Miniature cattle are found in various parts of the world. Some, such as the Dexter of Ireland and the Vechur of Kerala, India, are traditional breeds; others have been created by selective breeding. The Australian Lowline was the unexpected result of a scientific experiment. Some, but not all, miniature breeds display achondroplasia, or dwarfism.

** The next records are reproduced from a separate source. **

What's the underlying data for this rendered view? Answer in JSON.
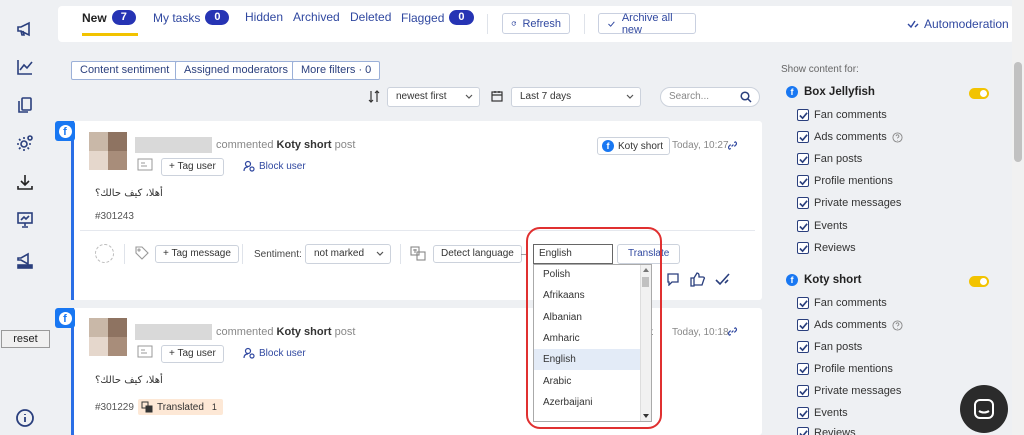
{
  "tabs": [
    {
      "label": "New",
      "count": "7"
    },
    {
      "label": "My tasks",
      "count": "0"
    },
    {
      "label": "Hidden"
    },
    {
      "label": "Archived"
    },
    {
      "label": "Deleted"
    },
    {
      "label": "Flagged",
      "count": "0"
    }
  ],
  "toolbar": {
    "refresh": "Refresh",
    "archive_all": "Archive all new",
    "automoderation": "Automoderation"
  },
  "filters": {
    "content_sentiment": "Content sentiment",
    "assigned_moderators": "Assigned moderators",
    "more_filters": "More filters · 0",
    "sort_value": "newest first",
    "date_value": "Last 7 days",
    "search_placeholder": "Search..."
  },
  "sidebar": {
    "reset": "reset"
  },
  "posts": [
    {
      "action": "commented",
      "page": "Koty short",
      "object": "post",
      "page_tag": "Koty short",
      "time": "Today, 10:27",
      "tag_user": "+ Tag user",
      "block_user": "Block user",
      "text": "أهلا، كيف حالك؟",
      "id": "#301243",
      "tag_message": "+ Tag message",
      "sentiment_label": "Sentiment:",
      "sentiment_value": "not marked",
      "detect_language": "Detect language",
      "language_input": "English",
      "translate": "Translate"
    },
    {
      "action": "commented",
      "page": "Koty short",
      "object": "post",
      "time": "Today, 10:18",
      "tag_user": "+ Tag user",
      "block_user": "Block user",
      "text": "أهلا، كيف حالك؟",
      "id": "#301229",
      "translated_label": "Translated",
      "translated_count": "1",
      "page_tag_partial": "t"
    }
  ],
  "language_options": [
    "Polish",
    "Afrikaans",
    "Albanian",
    "Amharic",
    "English",
    "Arabic",
    "Azerbaijani"
  ],
  "language_selected": "English",
  "right_panel": {
    "title": "Show content for:",
    "pages": [
      {
        "name": "Box Jellyfish",
        "enabled": true,
        "options": [
          "Fan comments",
          "Ads comments",
          "Fan posts",
          "Profile mentions",
          "Private messages",
          "Events",
          "Reviews"
        ]
      },
      {
        "name": "Koty short",
        "enabled": true,
        "options": [
          "Fan comments",
          "Ads comments",
          "Fan posts",
          "Profile mentions",
          "Private messages",
          "Events",
          "Reviews"
        ]
      }
    ]
  },
  "colors": {
    "accent": "#2634b4",
    "tab_underline": "#f2c300",
    "facebook": "#1877f2",
    "highlight_ring": "#e03030"
  }
}
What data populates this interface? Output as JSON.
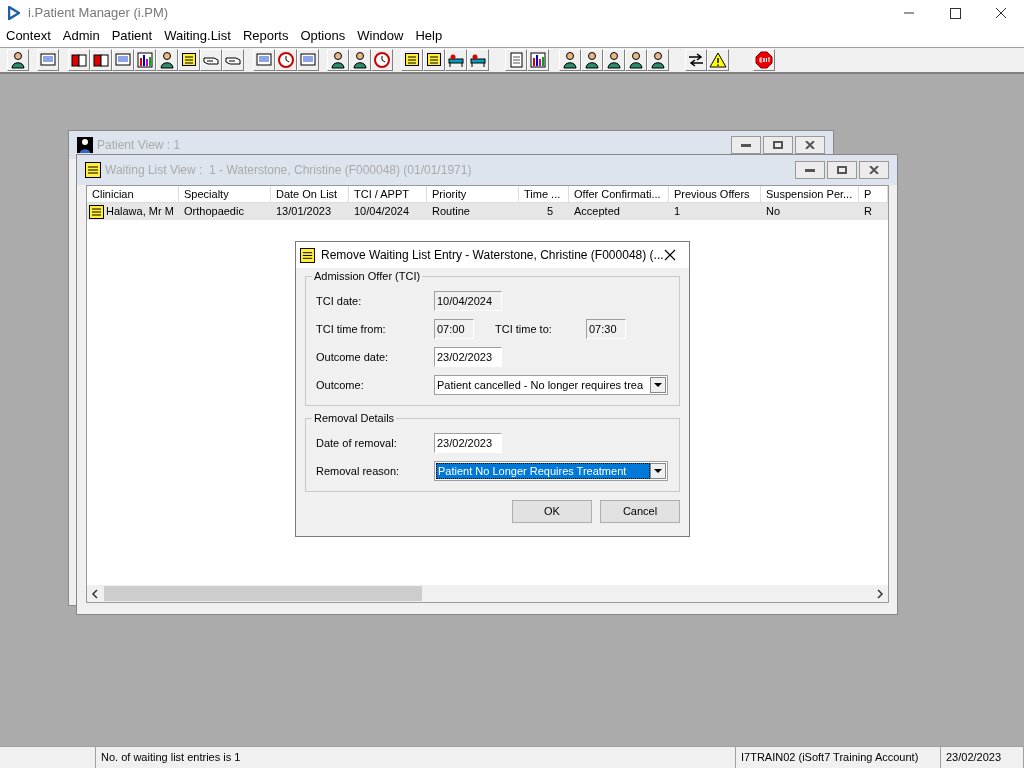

Compared to larger cattle, miniature cattle require less space and less feed, and may be easier to handle. They do less damage to pasture land, do not need such high or strong fencing, and do not produce as much methane.

== Breeds ==

| Breed | Origin | Height/weight | Image | Notes |
|---|---|---|---|---|
| Achham | zebu, Achham District of Nepal | Males: 97 cm; Females: 88 cm; |  |  |
| Australian Lowline | derived from Aberdeen Angus in Australia | Males: 110 cm; Females: 100 cm; |  |  |
| Dexter | traditional Irish breed | 92–107 cm |  |  |
| Kasagarod | traditional breed, Kerala, India | 80–90 cm |  |  |
| Lagune or Dahomey | Benin, Congo, Côte d'Ivoire, Gabon, Togo | Males: 100 cm; Females: 80 cm; |  |  |
| Miniature Texas Longhorn | United States | not over 115 cm |  |  |
| Miniature Zebu | modern breed register, United States | Males: 182–272 kg; Females: 136–227 kg; Maximum height: 107 cm (42 in); |  |  |
| Minivaca | Mexico | about 100 cm |  | developed from the 1970s at the Universidad Nacional Autónoma de México in Mexico City by selective breeding of Indu-Brasil for small size. |
| Niata | Uruguay, Argentina; now extinct |  |  |  |
| Panda cow | United States |  |  | rare type of black-and-white belted miniature; in 2011 the total number world-wide was estimated at 24 head. |
| Punganur | Andhra Pradesh, India | Males: 107 cm, 240 kg; Females: 97 cm, 170 kg; |  |  |
| Somba | Benin, Togo | Males: 110 cm; Females: 85 cm; |  |  |
| Vechur | traditional breed, Kerala, India | about 87 cm |  |  |

An American breeder, Richard Gradwohl, has developed eighteen different strains of miniature cattle. Miniature Galloway, Hereford and Holstein have been bred. In the United States, small zebuine cattle deriving from stock imported from Brazil, the Dominican Republic and Sweden may be registered as "Miniature Zebu"; in Australia, similar cattle may be known as "Nadudana". In the United States, Jersey cattle of the original island type may be known as "Miniature Jersey"; Jersey cows stand about 115–120 cm and weigh some 350 kg.

The Ethiopian Goffa and Guraghe breeds in the Abyssinian Shorthorned Zebu group are also small.